The reactions that Connolly encountered in Sarajevo, though, were more powerful for him than most. As he traveled through the city, he saw people with missing limbs -- people who had lost their legs or arms to mortars or mines or shrapnel in the Balkan conflicts of the early '90s.

"And I was just at the right age where it would be very easy to assume that I [had been] a little kid running where he shouldn't have been," Connolly says. "And so on top of people coming up to me and giving me money, sometimes handing me food, I had people actually apologizing to me. Or assuming that I was part of this."

It jarred him. It left him off guard -- to the point that one day, in the Turkish quarter of the city, he found himself on the wrong end of the stare.

"I saw this guy; he was missing, I think it was his left arm and his right leg. And I sat there eyeballing him and really thinking, 'What happened to this guy? Why'd he find himself in this position?'" he remembers.

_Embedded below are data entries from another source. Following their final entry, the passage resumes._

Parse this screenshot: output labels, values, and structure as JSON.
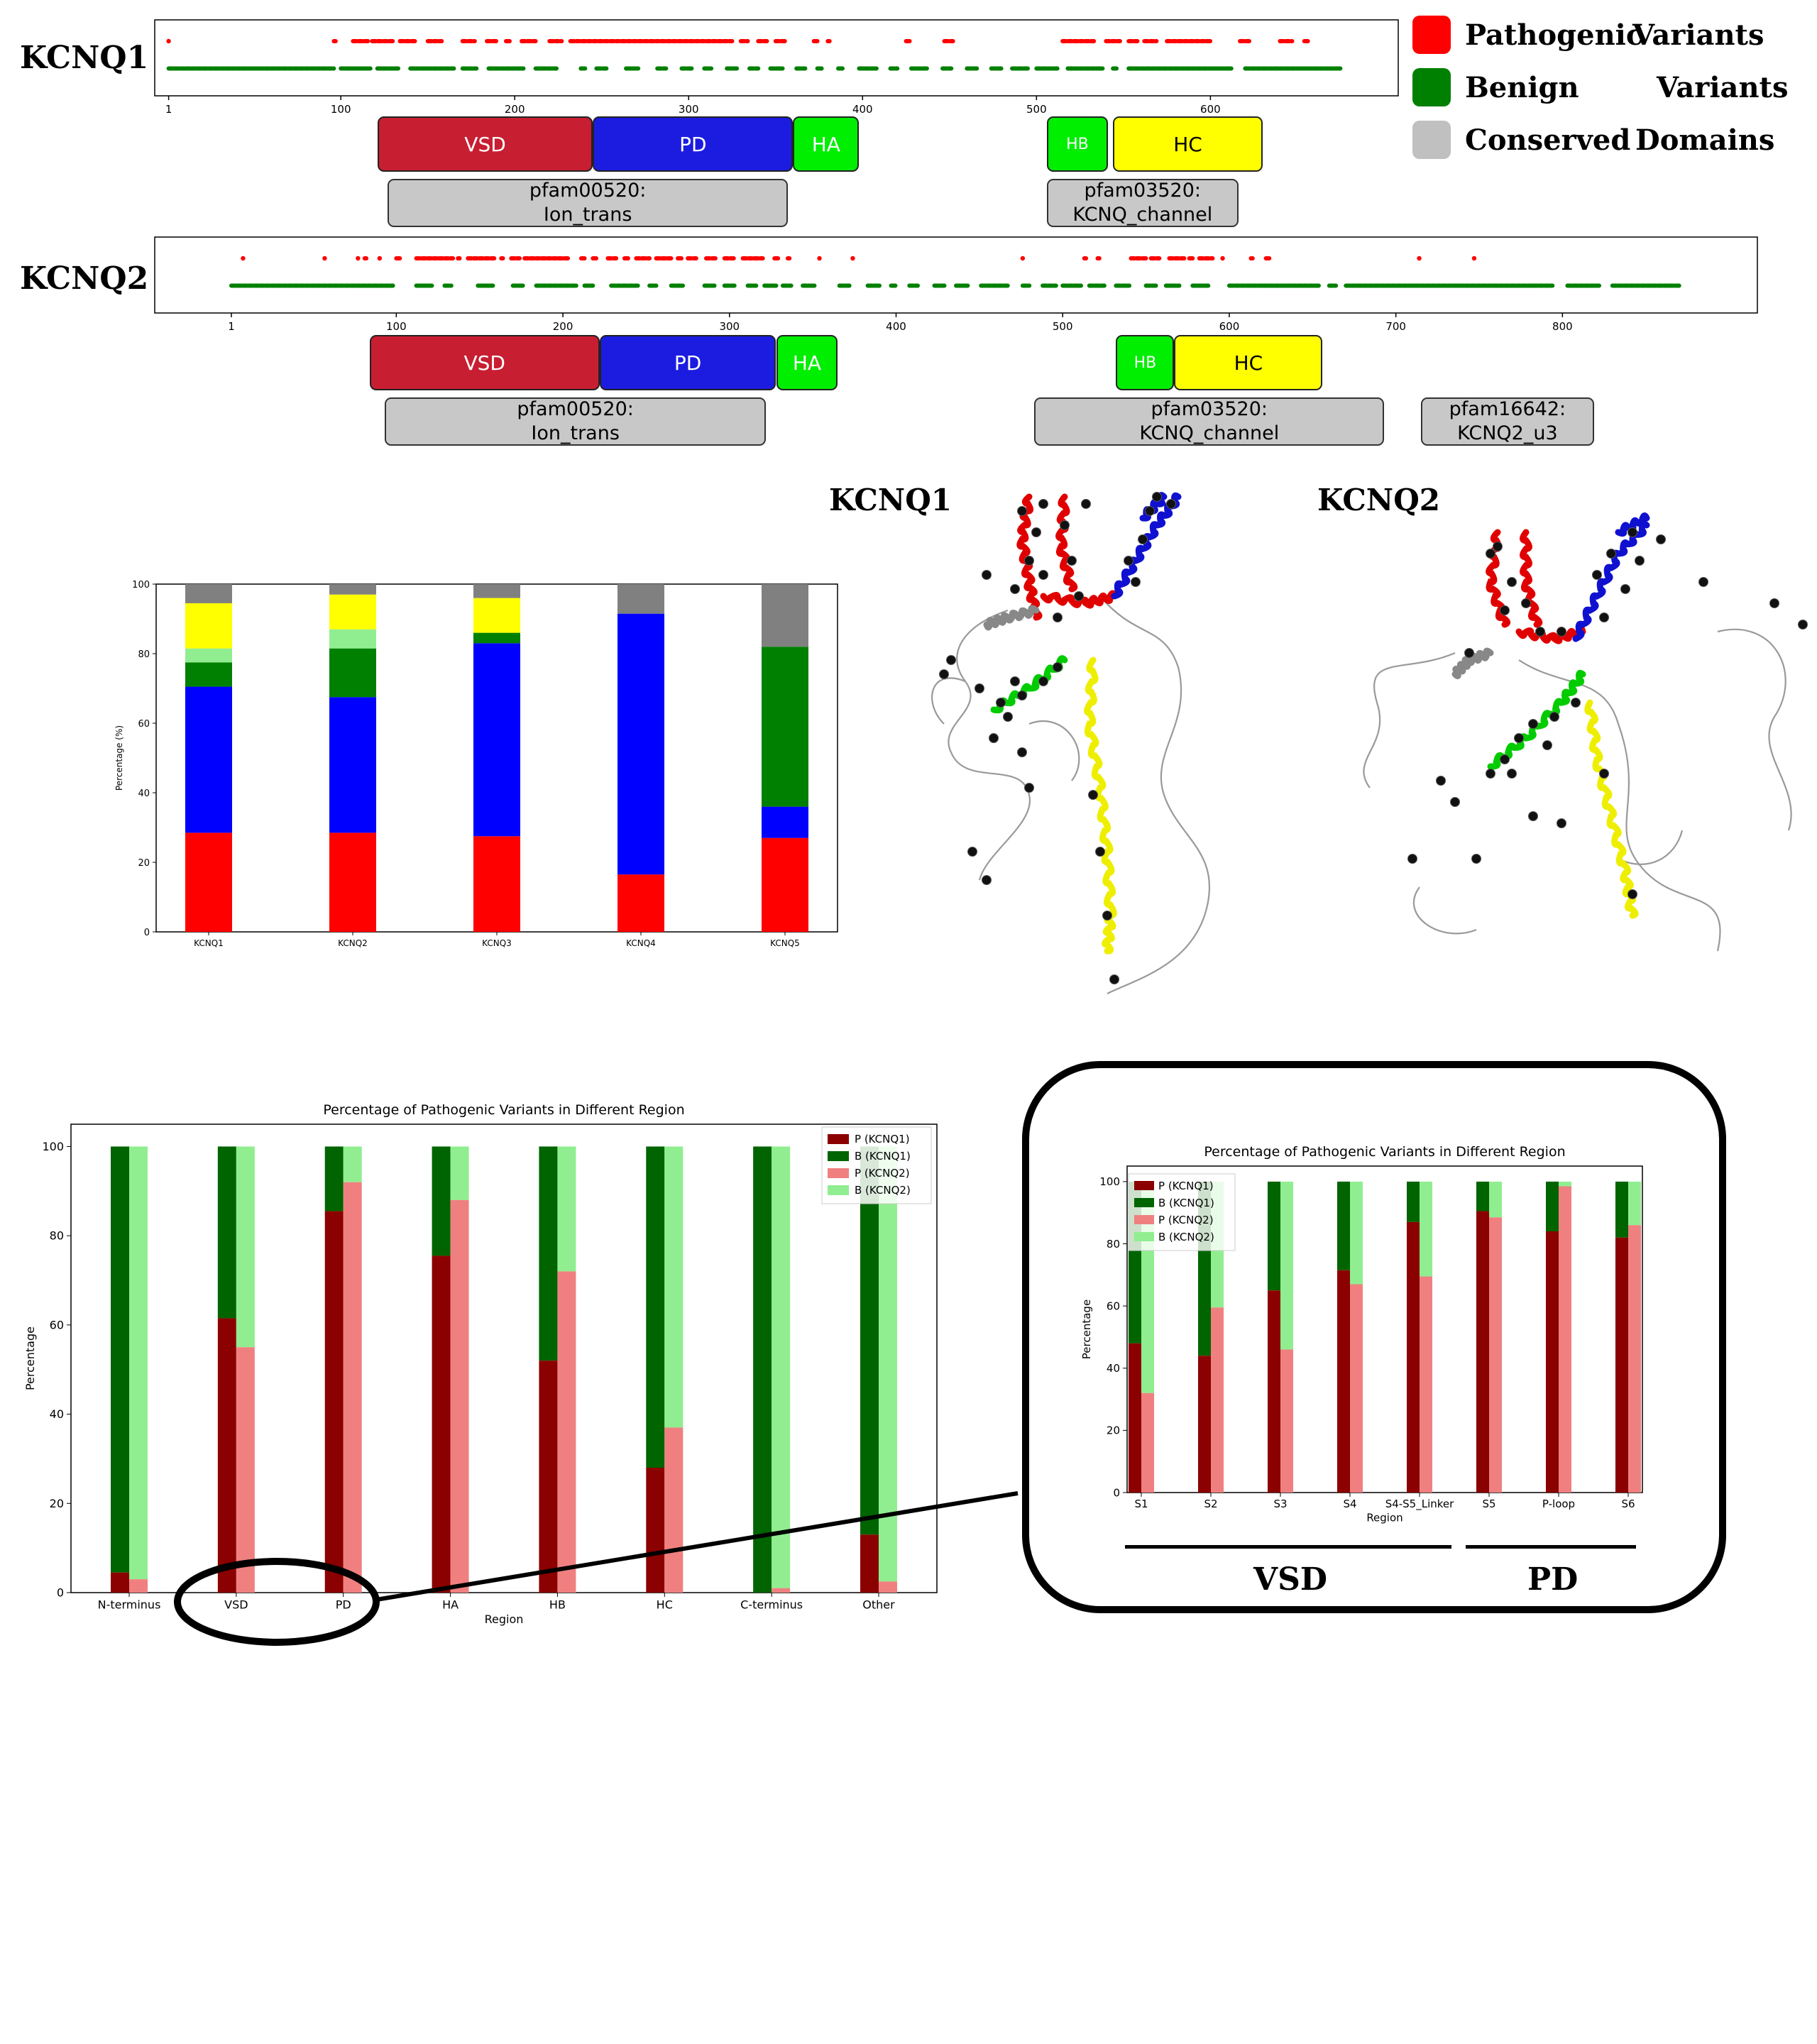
{
  "legend": {
    "items": [
      {
        "label_a": "Pathogenic",
        "label_b": "Variants",
        "color": "#ff0000"
      },
      {
        "label_a": "Benign",
        "label_b": "Variants",
        "color": "#008000"
      },
      {
        "label_a": "Conserved",
        "label_b": "Domains",
        "color": "#c0c0c0"
      }
    ]
  },
  "tracks": {
    "kcnq1": {
      "gene": "KCNQ1",
      "x_ticks": [
        1,
        100,
        200,
        300,
        400,
        500,
        600
      ],
      "x_range": [
        -7,
        708
      ],
      "pathogenic_segments": [
        [
          1,
          1
        ],
        [
          96,
          97
        ],
        [
          107,
          116
        ],
        [
          118,
          131
        ],
        [
          134,
          143
        ],
        [
          150,
          158
        ],
        [
          170,
          177
        ],
        [
          184,
          190
        ],
        [
          195,
          198
        ],
        [
          204,
          212
        ],
        [
          220,
          227
        ],
        [
          232,
          325
        ],
        [
          330,
          334
        ],
        [
          340,
          345
        ],
        [
          350,
          356
        ],
        [
          372,
          374
        ],
        [
          380,
          381
        ],
        [
          425,
          428
        ],
        [
          447,
          452
        ],
        [
          515,
          533
        ],
        [
          540,
          548
        ],
        [
          553,
          558
        ],
        [
          562,
          569
        ],
        [
          575,
          600
        ],
        [
          617,
          623
        ],
        [
          640,
          647
        ],
        [
          654,
          657
        ]
      ],
      "benign_segments": [
        [
          1,
          96
        ],
        [
          100,
          117
        ],
        [
          121,
          133
        ],
        [
          140,
          165
        ],
        [
          170,
          178
        ],
        [
          185,
          205
        ],
        [
          212,
          224
        ],
        [
          238,
          241
        ],
        [
          247,
          253
        ],
        [
          264,
          271
        ],
        [
          282,
          287
        ],
        [
          296,
          302
        ],
        [
          309,
          313
        ],
        [
          322,
          328
        ],
        [
          335,
          340
        ],
        [
          347,
          354
        ],
        [
          362,
          367
        ],
        [
          374,
          377
        ],
        [
          386,
          389
        ],
        [
          398,
          408
        ],
        [
          416,
          420
        ],
        [
          428,
          437
        ],
        [
          446,
          451
        ],
        [
          460,
          466
        ],
        [
          474,
          480
        ],
        [
          486,
          495
        ],
        [
          500,
          512
        ],
        [
          518,
          538
        ],
        [
          544,
          546
        ],
        [
          553,
          612
        ],
        [
          620,
          675
        ]
      ],
      "domains": [
        {
          "label": "VSD",
          "start": 121,
          "end": 245,
          "color": "#c81e32",
          "text_color": "#ffffff"
        },
        {
          "label": "PD",
          "start": 245,
          "end": 360,
          "color": "#1c1ce0",
          "text_color": "#ffffff"
        },
        {
          "label": "HA",
          "start": 360,
          "end": 398,
          "color": "#00ee00",
          "text_color": "#ffffff"
        },
        {
          "label": "HB",
          "start": 506,
          "end": 541,
          "color": "#00ee00",
          "text_color": "#ffffff"
        },
        {
          "label": "HC",
          "start": 544,
          "end": 630,
          "color": "#ffff00",
          "text_color": "#000000"
        }
      ],
      "pfam": [
        {
          "line1": "pfam00520:",
          "line2": "Ion_trans",
          "start": 127,
          "end": 357
        },
        {
          "line1": "pfam03520:",
          "line2": "KCNQ_channel",
          "start": 506,
          "end": 616
        }
      ]
    },
    "kcnq2": {
      "gene": "KCNQ2",
      "x_ticks": [
        1,
        100,
        200,
        300,
        400,
        500,
        600,
        700,
        800
      ],
      "x_range": [
        -45,
        917
      ],
      "pathogenic_segments": [
        [
          8,
          8
        ],
        [
          57,
          57
        ],
        [
          77,
          77
        ],
        [
          81,
          82
        ],
        [
          90,
          90
        ],
        [
          100,
          103
        ],
        [
          112,
          134
        ],
        [
          137,
          138
        ],
        [
          143,
          159
        ],
        [
          163,
          164
        ],
        [
          169,
          174
        ],
        [
          177,
          204
        ],
        [
          211,
          213
        ],
        [
          218,
          220
        ],
        [
          227,
          232
        ],
        [
          237,
          240
        ],
        [
          244,
          252
        ],
        [
          256,
          265
        ],
        [
          269,
          272
        ],
        [
          275,
          280
        ],
        [
          286,
          292
        ],
        [
          297,
          303
        ],
        [
          308,
          320
        ],
        [
          327,
          330
        ],
        [
          335,
          336
        ],
        [
          354,
          354
        ],
        [
          374,
          374
        ],
        [
          476,
          476
        ],
        [
          513,
          514
        ],
        [
          521,
          522
        ],
        [
          541,
          550
        ],
        [
          553,
          558
        ],
        [
          564,
          573
        ],
        [
          576,
          578
        ],
        [
          582,
          590
        ],
        [
          596,
          596
        ],
        [
          613,
          614
        ],
        [
          622,
          624
        ],
        [
          714,
          714
        ],
        [
          747,
          747
        ]
      ],
      "benign_segments": [
        [
          1,
          98
        ],
        [
          112,
          122
        ],
        [
          129,
          133
        ],
        [
          149,
          158
        ],
        [
          170,
          176
        ],
        [
          184,
          208
        ],
        [
          213,
          218
        ],
        [
          229,
          245
        ],
        [
          252,
          256
        ],
        [
          265,
          272
        ],
        [
          285,
          291
        ],
        [
          297,
          303
        ],
        [
          311,
          316
        ],
        [
          321,
          328
        ],
        [
          332,
          337
        ],
        [
          344,
          351
        ],
        [
          366,
          372
        ],
        [
          383,
          390
        ],
        [
          397,
          400
        ],
        [
          408,
          413
        ],
        [
          423,
          429
        ],
        [
          436,
          443
        ],
        [
          451,
          467
        ],
        [
          476,
          480
        ],
        [
          488,
          496
        ],
        [
          500,
          511
        ],
        [
          516,
          525
        ],
        [
          532,
          540
        ],
        [
          550,
          556
        ],
        [
          562,
          570
        ],
        [
          578,
          588
        ],
        [
          600,
          654
        ],
        [
          660,
          664
        ],
        [
          670,
          794
        ],
        [
          803,
          822
        ],
        [
          830,
          870
        ]
      ],
      "domains": [
        {
          "label": "VSD",
          "start": 84,
          "end": 222,
          "color": "#c81e32",
          "text_color": "#ffffff"
        },
        {
          "label": "PD",
          "start": 222,
          "end": 328,
          "color": "#1c1ce0",
          "text_color": "#ffffff"
        },
        {
          "label": "HA",
          "start": 328,
          "end": 365,
          "color": "#00ee00",
          "text_color": "#ffffff"
        },
        {
          "label": "HB",
          "start": 532,
          "end": 567,
          "color": "#00ee00",
          "text_color": "#ffffff"
        },
        {
          "label": "HC",
          "start": 567,
          "end": 656,
          "color": "#ffff00",
          "text_color": "#000000"
        }
      ],
      "pfam": [
        {
          "line1": "pfam00520:",
          "line2": "Ion_trans",
          "start": 93,
          "end": 322
        },
        {
          "line1": "pfam03520:",
          "line2": "KCNQ_channel",
          "start": 483,
          "end": 693
        },
        {
          "line1": "pfam16642:",
          "line2": "KCNQ2_u3",
          "start": 715,
          "end": 819
        }
      ]
    }
  },
  "stacked": {
    "ylabel": "Percentage (%)",
    "ylim": [
      0,
      100
    ],
    "yticks": [
      0,
      20,
      40,
      60,
      80,
      100
    ],
    "categories": [
      "KCNQ1",
      "KCNQ2",
      "KCNQ3",
      "KCNQ4",
      "KCNQ5"
    ],
    "series": [
      {
        "color": "#ff0000",
        "values": [
          28.5,
          28.5,
          27.5,
          16.5,
          27
        ]
      },
      {
        "color": "#0000ff",
        "values": [
          42,
          39,
          55.5,
          75,
          9
        ]
      },
      {
        "color": "#008000",
        "values": [
          7,
          14,
          3,
          0,
          46
        ]
      },
      {
        "color": "#90ee90",
        "values": [
          4,
          5.5,
          0,
          0,
          0
        ]
      },
      {
        "color": "#ffff00",
        "values": [
          13,
          10,
          10,
          0,
          0
        ]
      },
      {
        "color": "#808080",
        "values": [
          5.5,
          3,
          4,
          8.5,
          18
        ]
      }
    ]
  },
  "structures": {
    "left_label": "KCNQ1",
    "right_label": "KCNQ2"
  },
  "region_chart": {
    "title": "Percentage of Pathogenic Variants in Different Region",
    "xlabel": "Region",
    "ylabel": "Percentage",
    "ylim": [
      0,
      105
    ],
    "yticks": [
      0,
      20,
      40,
      60,
      80,
      100
    ],
    "categories": [
      "N-terminus",
      "VSD",
      "PD",
      "HA",
      "HB",
      "HC",
      "C-terminus",
      "Other"
    ],
    "legend": [
      "P (KCNQ1)",
      "B (KCNQ1)",
      "P (KCNQ2)",
      "B (KCNQ2)"
    ],
    "colors": {
      "p1": "#8b0000",
      "b1": "#006400",
      "p2": "#f08080",
      "b2": "#90ee90"
    },
    "p_kcnq1": [
      4.5,
      61.5,
      85.5,
      75.5,
      52,
      28,
      0,
      13
    ],
    "p_kcnq2": [
      3,
      55,
      92,
      88,
      72,
      37,
      1,
      2.5
    ]
  },
  "inset_chart": {
    "title": "Percentage of Pathogenic Variants in Different Region",
    "xlabel": "Region",
    "ylabel": "Percentage",
    "ylim": [
      0,
      105
    ],
    "yticks": [
      0,
      20,
      40,
      60,
      80,
      100
    ],
    "categories": [
      "S1",
      "S2",
      "S3",
      "S4",
      "S4-S5_Linker",
      "S5",
      "P-loop",
      "S6"
    ],
    "legend": [
      "P (KCNQ1)",
      "B (KCNQ1)",
      "P (KCNQ2)",
      "B (KCNQ2)"
    ],
    "p_kcnq1": [
      48,
      44,
      65,
      71.5,
      87,
      90.5,
      84,
      82
    ],
    "p_kcnq2": [
      32,
      59.5,
      46,
      67,
      69.5,
      88.5,
      98.5,
      86
    ],
    "group_labels": [
      "VSD",
      "PD"
    ]
  }
}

"I was doing exactly the same thing that so many other people had been doing to me, both in the city and around the world," he says. "And it really struck home, because I felt especially there, regardless of my choosing to do so, I was bringing up a lot of bad memories or bad stories for people around the city -- history that they maybe didn't want to be constantly inundated with."

The experience deeply affected Connolly. In Double Take, he even says that Sarajevo made him think about giving up on his project.

An Inheritance Of Invention (And Persistence)

Quitting, it turns out, isn't in Connolly's DNA. A silver medalist at the 2006 Winter X-Games, he's still competing -- he filed a long blog post in February about his run at the 2010 games, and posted YouTube footage of himself in action -- shot from a camera on the tip of his ski.

And like his dad, he seems to be something of a tinkerer: One current project is an ingenious set of "jumping crutches" designed to help him navigate stairs, rocky terrain and other inhospitable turf.

For the moment, he gets around mostly via skateboard. "All the parts to it are replaceable," he says, and it's more compact than a wheelchair.

Of course, those aren't the only reasons Connolly favors his particular mode of transporation.

Riding one, he says, is also "really fast -- and phenomenally fun."